21. common mistakes to avoid — self-check

mistake	how we avoid it
task so hard success probability is zero	`make gold` proves every scenario is solvable; curriculum flag ramps difficulty
using only one reward function	six independent reward functions (`training/reward_functions.py`)
not checking for reward hacking	`anti_hack_reward` + `safety_reward` + periodic transcript dumps
training before env is stable	`make gold && make bench && make eval` run without any gpu
relying only on average reward	logger tracks solve_rate, steps_mean, task_mix, and dumps transcripts
forgetting timeouts / sandbox limits	`DEFAULT_STEP_TIMEOUT`, `DEFAULT_SHELL_TIMEOUT`, `max_runtime_minutes: 20`
saving lora/qlora incorrectly	`--save-adapter-only` flag + warning in this doc

22. learning resources checklist

we reference every primary link from the guide in README.md and docs/hf_blog.md, including openenv core, the hf hub org, the tutorial examples, and the mega-lecture modules.

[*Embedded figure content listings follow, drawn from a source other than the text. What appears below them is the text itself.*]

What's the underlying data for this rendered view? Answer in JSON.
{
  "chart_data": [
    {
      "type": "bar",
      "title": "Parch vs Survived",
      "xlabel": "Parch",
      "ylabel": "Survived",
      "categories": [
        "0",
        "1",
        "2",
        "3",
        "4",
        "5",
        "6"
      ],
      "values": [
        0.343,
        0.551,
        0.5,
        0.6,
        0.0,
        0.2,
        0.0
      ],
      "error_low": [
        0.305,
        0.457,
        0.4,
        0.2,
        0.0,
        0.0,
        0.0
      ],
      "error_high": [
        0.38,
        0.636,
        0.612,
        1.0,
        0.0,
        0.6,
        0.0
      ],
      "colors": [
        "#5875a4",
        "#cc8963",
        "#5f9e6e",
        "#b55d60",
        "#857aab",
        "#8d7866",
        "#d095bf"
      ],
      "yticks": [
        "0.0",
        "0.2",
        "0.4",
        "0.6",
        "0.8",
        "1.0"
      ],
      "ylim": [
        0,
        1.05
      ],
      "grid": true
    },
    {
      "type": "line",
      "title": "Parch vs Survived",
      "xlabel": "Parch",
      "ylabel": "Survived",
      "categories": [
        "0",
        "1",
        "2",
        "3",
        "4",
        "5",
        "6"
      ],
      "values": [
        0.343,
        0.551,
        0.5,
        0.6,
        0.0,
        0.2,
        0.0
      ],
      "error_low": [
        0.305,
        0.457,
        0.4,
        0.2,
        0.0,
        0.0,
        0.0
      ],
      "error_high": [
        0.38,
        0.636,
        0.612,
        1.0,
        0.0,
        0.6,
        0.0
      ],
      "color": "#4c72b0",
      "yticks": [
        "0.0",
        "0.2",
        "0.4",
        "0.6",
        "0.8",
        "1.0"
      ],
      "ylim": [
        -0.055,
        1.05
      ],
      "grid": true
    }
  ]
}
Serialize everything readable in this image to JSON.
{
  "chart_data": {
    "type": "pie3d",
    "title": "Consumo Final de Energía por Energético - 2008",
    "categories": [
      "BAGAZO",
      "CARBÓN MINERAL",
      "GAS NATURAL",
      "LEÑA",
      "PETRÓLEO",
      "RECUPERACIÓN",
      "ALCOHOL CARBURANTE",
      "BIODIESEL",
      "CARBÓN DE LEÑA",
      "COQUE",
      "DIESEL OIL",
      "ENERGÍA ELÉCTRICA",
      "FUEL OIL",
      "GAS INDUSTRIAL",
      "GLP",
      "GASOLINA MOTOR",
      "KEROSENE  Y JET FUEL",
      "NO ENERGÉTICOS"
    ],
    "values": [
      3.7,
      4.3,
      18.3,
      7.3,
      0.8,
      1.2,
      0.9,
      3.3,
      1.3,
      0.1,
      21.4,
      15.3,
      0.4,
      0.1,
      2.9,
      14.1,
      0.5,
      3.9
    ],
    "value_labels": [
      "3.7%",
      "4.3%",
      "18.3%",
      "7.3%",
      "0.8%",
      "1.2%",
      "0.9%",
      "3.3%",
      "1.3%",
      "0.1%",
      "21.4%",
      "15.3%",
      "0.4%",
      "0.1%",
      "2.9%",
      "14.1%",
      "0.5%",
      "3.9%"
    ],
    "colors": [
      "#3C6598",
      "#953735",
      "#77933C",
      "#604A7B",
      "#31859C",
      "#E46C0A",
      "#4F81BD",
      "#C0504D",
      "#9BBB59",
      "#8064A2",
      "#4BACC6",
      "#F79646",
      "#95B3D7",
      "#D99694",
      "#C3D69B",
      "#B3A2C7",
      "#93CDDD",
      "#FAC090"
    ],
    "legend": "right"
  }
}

faq coverage highlights (1-58)

rlvr vs learned reward model (§4, §11, §24): we use rlvr; the grader is pure python
why rl environments matter (§5, §7 of faq, §25): we expose the full act/observe/act loop via fastapi, not a static dataset
trl + grpo (§7, §8, §25): GRPOTrainer with six reward functions
unsloth (§8, §59): FastLanguageModel 4-bit qlora, for_inference(...)
curriculum (§14): --curriculum flag, three-bucket unlock schedule
process supervision (§11): per-step health_delta + knowledge_delta + safety_reward + anti_hack_reward
goodhart / specification gaming (§38, §42): binary solve_reward primary + bounded shaping caps
long-horizon problems (§51): curriculum + 16-turn cap + steps_mean tracking
identical runs diverging (§49): seeds plumbed everywhere (args.seed, random.randrange rollout seed, GRPOConfig.seed, FastLanguageModel.random_state)
dataset staleness (§48, rlve): six scenarios rotated per rollout; the registry is pluggable

unsloth recipe references

gpt-oss 2048 game rl (§59.2): we use the same env-driven pattern — our env is the hpc cluster, not a 2048 board
advanced qwen3 grpo reward shaping (§59.1): our six-way reward stack plays the same role
scheduler grpo (§59.4): reward tied to output format + task correctness is mirrored by our format_reward + solve_reward

what still requires a human

items in TODO_FOR_USER.md:

capture a real gpu grpo reward curve (colab / kaggle notebook is ready; apr 23 reward-pipeline fixes land on next git pull)
~~deploy to hf spaces~~ ✅ live at huggingmenfordays/enterprise-hpc-openenv
record the 90-second demo video
submit the form

everything the guide describes at the code, reward, env, and training-loop level is already shipped in this repo.